Фанню — так мы теперь будем называть ее — от страшного возврата к прежней жизни спасло, во-первых, то, что она мало пробыла в гостеприимном приюте, и главное — суетливая закулисная жизнь, ежедневная выставка перед публикой, дружба с товарищами по профессии, сплетни, волнения самолюбия, а вечерами одевание и повторение исполняемых куплетов.

Лихорадка театральной деятельности была для нее лучшим предохранительным средством от омута, омута, чуть ее совершенно не поглотившего.

Геркулесов продолжал постоянно муштровать ее и репетировать с ней новые номера.
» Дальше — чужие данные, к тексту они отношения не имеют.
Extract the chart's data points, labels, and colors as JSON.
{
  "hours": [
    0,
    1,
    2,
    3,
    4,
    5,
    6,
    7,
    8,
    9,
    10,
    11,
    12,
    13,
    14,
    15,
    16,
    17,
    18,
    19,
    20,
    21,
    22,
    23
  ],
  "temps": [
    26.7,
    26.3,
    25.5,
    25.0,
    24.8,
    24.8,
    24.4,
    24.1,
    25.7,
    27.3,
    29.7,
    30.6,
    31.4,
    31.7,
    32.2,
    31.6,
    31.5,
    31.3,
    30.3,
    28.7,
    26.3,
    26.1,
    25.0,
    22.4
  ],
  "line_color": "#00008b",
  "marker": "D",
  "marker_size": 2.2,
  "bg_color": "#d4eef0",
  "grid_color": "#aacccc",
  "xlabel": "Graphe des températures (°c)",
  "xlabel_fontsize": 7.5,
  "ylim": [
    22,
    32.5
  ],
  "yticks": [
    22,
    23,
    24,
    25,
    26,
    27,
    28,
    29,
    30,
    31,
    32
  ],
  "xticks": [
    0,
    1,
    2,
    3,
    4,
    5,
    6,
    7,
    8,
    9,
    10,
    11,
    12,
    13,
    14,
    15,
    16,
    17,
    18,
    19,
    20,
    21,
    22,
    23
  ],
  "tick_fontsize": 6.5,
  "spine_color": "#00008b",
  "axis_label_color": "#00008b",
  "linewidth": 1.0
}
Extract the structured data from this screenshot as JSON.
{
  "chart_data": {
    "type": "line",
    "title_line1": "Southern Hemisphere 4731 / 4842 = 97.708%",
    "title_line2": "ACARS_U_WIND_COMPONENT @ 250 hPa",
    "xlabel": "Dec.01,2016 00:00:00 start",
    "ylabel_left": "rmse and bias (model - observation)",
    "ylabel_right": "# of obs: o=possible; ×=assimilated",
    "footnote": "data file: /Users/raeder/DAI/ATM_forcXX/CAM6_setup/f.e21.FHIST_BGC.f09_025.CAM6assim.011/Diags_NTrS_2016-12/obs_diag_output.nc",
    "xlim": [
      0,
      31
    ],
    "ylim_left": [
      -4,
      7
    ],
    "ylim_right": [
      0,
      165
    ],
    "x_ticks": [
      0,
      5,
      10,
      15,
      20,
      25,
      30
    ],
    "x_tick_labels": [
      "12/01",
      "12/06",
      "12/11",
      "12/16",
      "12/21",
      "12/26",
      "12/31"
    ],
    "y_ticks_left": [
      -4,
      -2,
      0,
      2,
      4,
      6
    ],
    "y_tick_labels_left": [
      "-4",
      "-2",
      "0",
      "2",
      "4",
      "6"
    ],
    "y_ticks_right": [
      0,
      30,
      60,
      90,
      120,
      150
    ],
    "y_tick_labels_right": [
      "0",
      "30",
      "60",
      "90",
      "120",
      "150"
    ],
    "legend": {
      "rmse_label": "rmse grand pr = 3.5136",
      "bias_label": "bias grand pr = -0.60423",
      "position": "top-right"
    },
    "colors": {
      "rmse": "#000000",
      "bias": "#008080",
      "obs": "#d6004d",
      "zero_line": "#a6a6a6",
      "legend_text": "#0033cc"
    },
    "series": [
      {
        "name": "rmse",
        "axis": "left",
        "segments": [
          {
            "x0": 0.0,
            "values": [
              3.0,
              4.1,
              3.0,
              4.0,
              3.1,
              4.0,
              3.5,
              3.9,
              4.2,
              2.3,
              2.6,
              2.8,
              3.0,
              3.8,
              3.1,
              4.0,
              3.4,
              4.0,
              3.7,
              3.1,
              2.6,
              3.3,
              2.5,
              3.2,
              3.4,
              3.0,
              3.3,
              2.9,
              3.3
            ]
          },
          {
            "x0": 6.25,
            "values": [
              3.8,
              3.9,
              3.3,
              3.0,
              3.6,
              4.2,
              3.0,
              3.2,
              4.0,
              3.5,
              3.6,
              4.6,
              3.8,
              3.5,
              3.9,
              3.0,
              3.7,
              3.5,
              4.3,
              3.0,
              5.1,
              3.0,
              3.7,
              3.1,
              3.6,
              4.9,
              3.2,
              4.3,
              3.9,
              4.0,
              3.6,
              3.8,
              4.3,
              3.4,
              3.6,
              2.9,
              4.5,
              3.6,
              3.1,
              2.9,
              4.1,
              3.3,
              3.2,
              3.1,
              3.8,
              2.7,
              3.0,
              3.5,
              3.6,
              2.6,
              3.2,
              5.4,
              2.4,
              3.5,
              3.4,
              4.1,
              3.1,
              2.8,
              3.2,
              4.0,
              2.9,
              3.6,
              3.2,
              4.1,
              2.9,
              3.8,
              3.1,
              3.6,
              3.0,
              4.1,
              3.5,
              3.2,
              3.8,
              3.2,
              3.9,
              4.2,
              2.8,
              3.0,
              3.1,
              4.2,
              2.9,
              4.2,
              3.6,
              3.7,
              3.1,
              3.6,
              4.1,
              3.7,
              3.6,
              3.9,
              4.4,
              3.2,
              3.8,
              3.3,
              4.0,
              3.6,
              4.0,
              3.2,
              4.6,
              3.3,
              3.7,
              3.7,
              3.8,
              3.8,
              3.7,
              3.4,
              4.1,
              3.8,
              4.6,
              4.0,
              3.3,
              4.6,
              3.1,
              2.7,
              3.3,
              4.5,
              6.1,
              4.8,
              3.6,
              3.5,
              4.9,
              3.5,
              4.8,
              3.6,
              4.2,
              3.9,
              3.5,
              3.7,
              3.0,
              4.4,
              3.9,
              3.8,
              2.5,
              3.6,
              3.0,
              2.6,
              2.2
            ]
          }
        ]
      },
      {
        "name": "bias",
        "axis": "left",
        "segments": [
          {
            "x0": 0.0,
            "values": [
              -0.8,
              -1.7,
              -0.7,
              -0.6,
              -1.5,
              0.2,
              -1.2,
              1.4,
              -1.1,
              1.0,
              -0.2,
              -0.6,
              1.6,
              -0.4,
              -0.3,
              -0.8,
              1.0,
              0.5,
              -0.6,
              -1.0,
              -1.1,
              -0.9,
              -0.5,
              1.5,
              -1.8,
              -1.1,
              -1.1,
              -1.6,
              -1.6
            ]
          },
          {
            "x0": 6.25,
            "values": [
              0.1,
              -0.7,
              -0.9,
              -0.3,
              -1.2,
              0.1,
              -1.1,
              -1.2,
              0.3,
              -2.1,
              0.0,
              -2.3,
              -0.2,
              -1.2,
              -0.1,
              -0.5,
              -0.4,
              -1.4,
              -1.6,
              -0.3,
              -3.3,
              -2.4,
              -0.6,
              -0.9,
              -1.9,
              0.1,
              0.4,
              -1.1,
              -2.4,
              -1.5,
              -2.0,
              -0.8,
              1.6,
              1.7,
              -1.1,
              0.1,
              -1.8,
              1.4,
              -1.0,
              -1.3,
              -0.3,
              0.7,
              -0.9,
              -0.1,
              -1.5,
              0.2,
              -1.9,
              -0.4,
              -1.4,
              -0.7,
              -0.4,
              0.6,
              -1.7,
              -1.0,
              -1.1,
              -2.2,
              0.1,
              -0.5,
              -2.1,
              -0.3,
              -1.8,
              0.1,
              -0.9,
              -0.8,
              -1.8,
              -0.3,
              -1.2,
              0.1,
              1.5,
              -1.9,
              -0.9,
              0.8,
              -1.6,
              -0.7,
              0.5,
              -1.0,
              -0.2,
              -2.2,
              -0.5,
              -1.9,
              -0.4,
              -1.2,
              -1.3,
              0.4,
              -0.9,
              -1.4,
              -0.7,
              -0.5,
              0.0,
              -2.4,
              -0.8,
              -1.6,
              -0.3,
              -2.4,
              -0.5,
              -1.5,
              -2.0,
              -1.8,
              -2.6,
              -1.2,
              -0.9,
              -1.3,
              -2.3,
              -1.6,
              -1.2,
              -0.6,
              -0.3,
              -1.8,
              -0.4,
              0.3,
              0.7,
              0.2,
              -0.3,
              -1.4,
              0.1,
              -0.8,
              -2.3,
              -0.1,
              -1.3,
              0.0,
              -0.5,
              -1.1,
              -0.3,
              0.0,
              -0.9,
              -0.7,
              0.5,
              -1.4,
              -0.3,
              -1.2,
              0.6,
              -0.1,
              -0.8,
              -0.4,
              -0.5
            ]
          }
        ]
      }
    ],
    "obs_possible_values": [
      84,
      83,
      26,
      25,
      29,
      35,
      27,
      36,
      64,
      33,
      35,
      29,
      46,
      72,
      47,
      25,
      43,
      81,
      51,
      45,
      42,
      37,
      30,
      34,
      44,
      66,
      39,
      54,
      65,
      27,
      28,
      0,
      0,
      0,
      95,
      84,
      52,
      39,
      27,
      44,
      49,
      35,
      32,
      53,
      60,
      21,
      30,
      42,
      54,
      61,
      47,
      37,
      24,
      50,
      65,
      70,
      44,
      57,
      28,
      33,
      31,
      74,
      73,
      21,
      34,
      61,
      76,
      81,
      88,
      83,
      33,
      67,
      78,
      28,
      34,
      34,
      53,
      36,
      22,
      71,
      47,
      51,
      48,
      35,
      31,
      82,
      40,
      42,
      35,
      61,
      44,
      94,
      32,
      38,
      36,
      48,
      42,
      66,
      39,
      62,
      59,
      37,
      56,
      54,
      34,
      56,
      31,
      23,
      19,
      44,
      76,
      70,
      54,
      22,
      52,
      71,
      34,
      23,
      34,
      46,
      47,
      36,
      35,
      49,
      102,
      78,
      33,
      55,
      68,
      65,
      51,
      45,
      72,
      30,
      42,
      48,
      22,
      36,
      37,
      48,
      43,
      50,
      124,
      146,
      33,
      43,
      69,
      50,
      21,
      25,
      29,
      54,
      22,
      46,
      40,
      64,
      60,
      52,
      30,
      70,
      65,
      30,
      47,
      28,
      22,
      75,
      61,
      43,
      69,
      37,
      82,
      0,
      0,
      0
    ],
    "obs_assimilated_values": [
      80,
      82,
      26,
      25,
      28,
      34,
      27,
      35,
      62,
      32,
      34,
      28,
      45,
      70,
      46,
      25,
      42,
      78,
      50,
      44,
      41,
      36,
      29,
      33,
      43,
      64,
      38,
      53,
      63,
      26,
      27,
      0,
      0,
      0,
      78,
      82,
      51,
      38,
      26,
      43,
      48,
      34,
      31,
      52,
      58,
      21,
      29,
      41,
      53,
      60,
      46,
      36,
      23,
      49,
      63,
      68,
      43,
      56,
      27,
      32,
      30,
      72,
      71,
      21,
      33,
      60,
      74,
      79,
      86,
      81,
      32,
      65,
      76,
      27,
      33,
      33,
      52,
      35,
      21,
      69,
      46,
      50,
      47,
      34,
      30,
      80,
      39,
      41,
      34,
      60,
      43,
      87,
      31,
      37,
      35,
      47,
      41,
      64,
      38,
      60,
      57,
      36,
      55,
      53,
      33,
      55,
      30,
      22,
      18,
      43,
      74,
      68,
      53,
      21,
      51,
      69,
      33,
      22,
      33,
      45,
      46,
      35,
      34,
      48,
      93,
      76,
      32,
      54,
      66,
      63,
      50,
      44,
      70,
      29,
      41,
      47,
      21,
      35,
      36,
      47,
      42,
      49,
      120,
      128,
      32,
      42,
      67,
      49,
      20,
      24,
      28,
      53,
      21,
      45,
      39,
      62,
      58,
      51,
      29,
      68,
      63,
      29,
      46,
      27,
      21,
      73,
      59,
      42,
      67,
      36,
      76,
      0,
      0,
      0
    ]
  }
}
— Так-то, малютка, — говорил он ей, развалясь на треногом диване их комнаты, — ты недурно поешь, ты довольно грациозна, у тебя уже есть некоторый навык, но этого еще мало… Ты слушай меня, я старый актер, исколесивший все провинции, тертый калач, и на сцене как моряк на воде, вот что я тебе скажу… У тебя мало этого шику, развязности нет; положим, все это разовьется со временем, да все же не надо плошать, и теперь вот, к примеру, ты хоть и вертишься, а нет соли, пикантности нет… Смотри на меня… У меня ноги как жерди, руки гнутся как виноградная лоза, я разеваю рот как лягушка, извиваюсь на тысячу манер, — наконец, когда сигнал подан, я пою, подчеркиваю последнюю строку куплета и увлекаю публику. Ну-ка, пропой твои куплеты, я тебя научу где и как провести оттенок. Ну, раз, два, три, внимание, мои уши к твоим услугам, ну же, я жду…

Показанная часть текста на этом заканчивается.